The future value for an integrating process is the disturbance corrected composition estimator input value (∆%XV) multiplied by the open loop gain and a time interval for prediction (∆tf ) to give a change in the percent future value (∆%PVf) at point 6. This change is added to the normal operating point and passed through a scaler block to provide a future value of the process variable (PVf) in engineering units.
For synchronization with an at-line or off-line analyzer, the new value must be passed through a dead time block that is the analyzer dead time (e.g., sample transportation delay plus cycle time plus ½ analysis time). This new value of the process variable in engineering units that include the dynamics of the step response model and analyzer is compared to the actual measurement (e.g., at-line analyzer result). The new value for the step response model output subtracted from the actual measurement is the error in the prediction. The error is multiplied by a factor less than one (e.g., Kx = 0.4). The resulting fraction of the error is added to the future value in engineering units (PVf x) to provide a corrected future value (PVf) that is not slowed down by the process or analyzer dynamics. A PID loop or MPC can use the corrected future value as the controlled variable to provide incredibly fast control.
Rein in Runaways
The block diagram (Figure 1) provides insight as to how the model changes depending upon the sign of process feedback within the process. The sign of the feedback signal added at point 4 in the estimator determines the type of open-loop process response (response with the PID in manual). A negative value indicates negative feedback and hence a self-regulating process. The open-loop response will settle out at a steady state for a given disturbance or PID output change. A zero value indicates zero feedback corresponding to an integrating process. The open-loop response will ramp until a physical or signal limit is reached.

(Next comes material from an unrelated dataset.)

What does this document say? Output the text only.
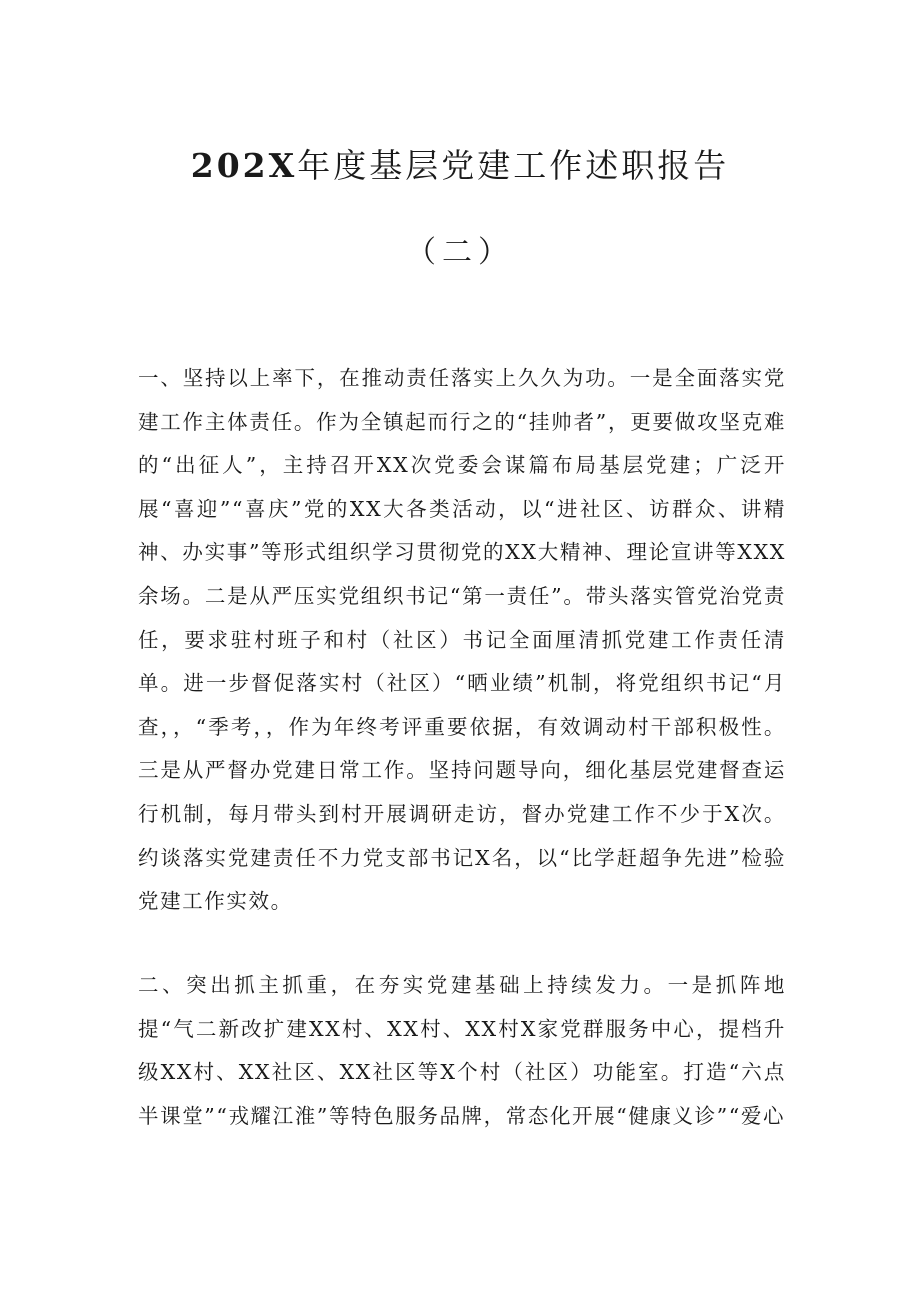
202X年度基层党建工作述职报告
（二）

一、坚持以上率下，在推动责任落实上久久为功。一是全面落实党建工作主体责任。作为全镇起而行之的“挂帅者”，更要做攻坚克难的“出征人”，主持召开XX次党委会谋篇布局基层党建；广泛开展“喜迎”“喜庆”党的XX大各类活动，以“进社区、访群众、讲精神、办实事”等形式组织学习贯彻党的XX大精神、理论宣讲等XXX余场。二是从严压实党组织书记“第一责任”。带头落实管党治党责任，要求驻村班子和村（社区）书记全面厘清抓党建工作责任清单。进一步督促落实村（社区）“晒业绩”机制，将党组织书记“月查，，“季考，，作为年终考评重要依据，有效调动村干部积极性。三是从严督办党建日常工作。坚持问题导向，细化基层党建督查运行机制，每月带头到村开展调研走访，督办党建工作不少于X次。约谈落实党建责任不力党支部书记X名，以“比学赶超争先进”检验党建工作实效。

二、突出抓主抓重，在夯实党建基础上持续发力。一是抓阵地提“气二新改扩建XX村、XX村、XX村X家党群服务中心，提档升级XX村、XX社区、XX社区等X个村（社区）功能室。打造“六点半课堂”“戎耀江淮”等特色服务品牌，常态化开展“健康义诊”“爱心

A positive value indicates positive feedback, indicative of a runaway process (open-loop unstable process). The open-loop response will eventually accelerate, possibly to a point of no return. Open-loop tests on runaway processes are not done at all or long enough to show significant acceleration. These processes are designed to have large positive feedback time constants to slow down the acceleration. The process gain and positive feedback time constant of runaway is not identified by software but can be estimated based on ordinary differential equations (ODE).
The online document "First Principle Process Relationships" shows how the process gains, time constants and dead times can be derived from ODE for all types of process feedback.
Figure 2 shows the open-loop response of self-regulating, integrating and runaway processes with an additional process classified as dead-time-dominant, which is a self-regulating process with a time constant much less than the dead time. While dead-time- dominant processes are not often seen due to thermal lags, the tuning rules are quite different. The online white paper "So Many Tuning Rules, So Little Time"details how tuning rules change with the type of process response.